L’écornage se traduit par une brève douleur, mais intense. Elle est complètement soulagée par le recours au trio sédatif, anesthésique et anti-inflammatoire. Cela va dans le sens d’une bonne prise en compte du bien-être animal. Des formations sont organisées pour cela.

« Nous nous sommes rendu compte que les connaissances sur l’écornage étaient hétérogènes d’un éleveur à l’autre et que la majorité d’entre eux écornaient leurs veaux après avoir appris 'sur le tas' », explique Alexandre Fauriat, vétérinaire dans la Loire pour la Fédération des éleveurs et vétérinaires en convention. « C’est ce qui nous a incités à organiser à l’attention de notre patientèle des formations que je coanime avec Alice de Boyer des Roches, enseignante chercheuse à Vétagrosup, membre de l’équipe de la Chaire bien-être animal de cette même école et chercheuse à l’UMR herbivore (Inrae-Vetagrosup). » Elles se déroulent sur une journée avec une partie théorique centrée sur la gestion de la douleur, suivie d’une partie pratique en élevage. Elles ont été développées dans un projet multipartenaire (AccEc) et sont prises en charge par Vivea. « Nous avons de bons retours. Les éleveurs apprécient de parler de bien-être animal entre professionnels et souhaitent pouvoir améliorer leurs pratiques. »
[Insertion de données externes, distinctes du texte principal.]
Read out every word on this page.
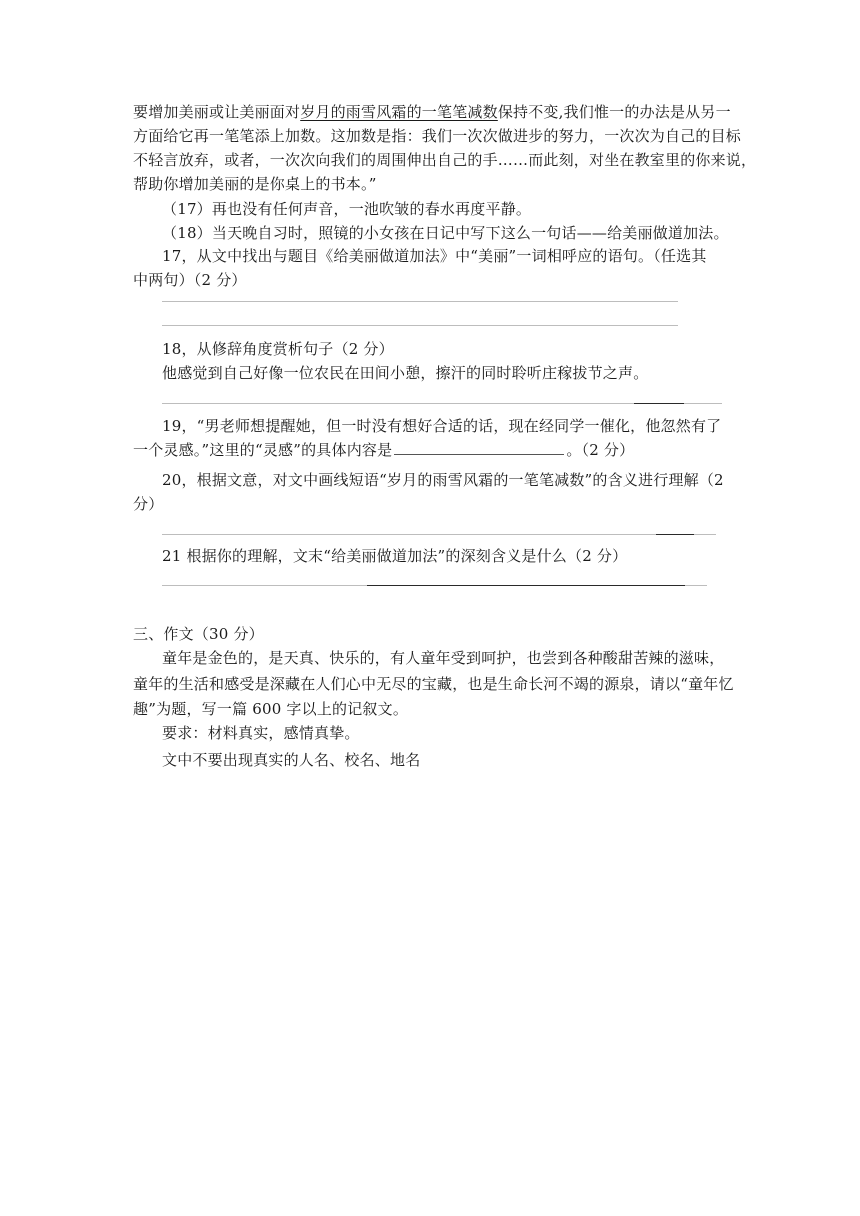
要增加美丽或让美丽面对岁月的雨雪风霜的一笔笔减数保持不变,我们惟一的办法是从另一
方面给它再一笔笔添上加数。这加数是指：我们一次次做进步的努力，一次次为自己的目标
不轻言放弃，或者，一次次向我们的周围伸出自己的手……而此刻，对坐在教室里的你来说，
帮助你增加美丽的是你桌上的书本。”
（17）再也没有任何声音，一池吹皱的春水再度平静。
（18）当天晚自习时，照镜的小女孩在日记中写下这么一句话——给美丽做道加法。
17，从文中找出与题目《给美丽做道加法》中“美丽”一词相呼应的语句。（任选其
中两句）（2 分）
18，从修辞角度赏析句子（2 分）
他感觉到自己好像一位农民在田间小憩，擦汗的同时聆听庄稼拔节之声。
19，“男老师想提醒她，但一时没有想好合适的话，现在经同学一催化，他忽然有了
一个灵感。”这里的“灵感”的具体内容是	。（2 分）
20，根据文意，对文中画线短语“岁月的雨雪风霜的一笔笔减数”的含义进行理解（2
分）
21 根据你的理解，文末“给美丽做道加法”的深刻含义是什么（2 分）
三、作文（30 分）
童年是金色的，是天真、快乐的，有人童年受到呵护，也尝到各种酸甜苦辣的滋味，
童年的生活和感受是深藏在人们心中无尽的宝藏，也是生命长河不竭的源泉，请以“童年忆
趣”为题，写一篇 600 字以上的记叙文。
要求：材料真实，感情真挚。
文中不要出现真实的人名、校名、地名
Plus on retarde et plus c’est compliqué

En cette fin septembre, ils sont six éleveurs de tous âges autour de la table. « Tant que la génétique 'sans cornes' ne sera pas davantage présente dans nos troupeaux, l’écornage restera incontournable car indispensable. C’est une tâche particulièrement désagréable à réaliser. On a tendance à repousser ce travail et plus on le retarde, plus c’est compliqué », soulignait un des participants.

L’écornage doit donc être rapide et efficace dans l’intérêt de l’éleveur comme de son animal. C’est important pour favoriser le bien-être des veaux et éviter que cette intervention ne devienne une corvée. « Les bovins sont sensibles à la douleur, mais leur réaction est parfois plus subtile que d’autres espèces, comme les chevaux qui eux réagissent de manière plus vive. Mais il y a aussi un effet individu. Comme pour les humains, certains bovins sont plus 'douillets' que d’autres », rappelait Alexandre Fauriat.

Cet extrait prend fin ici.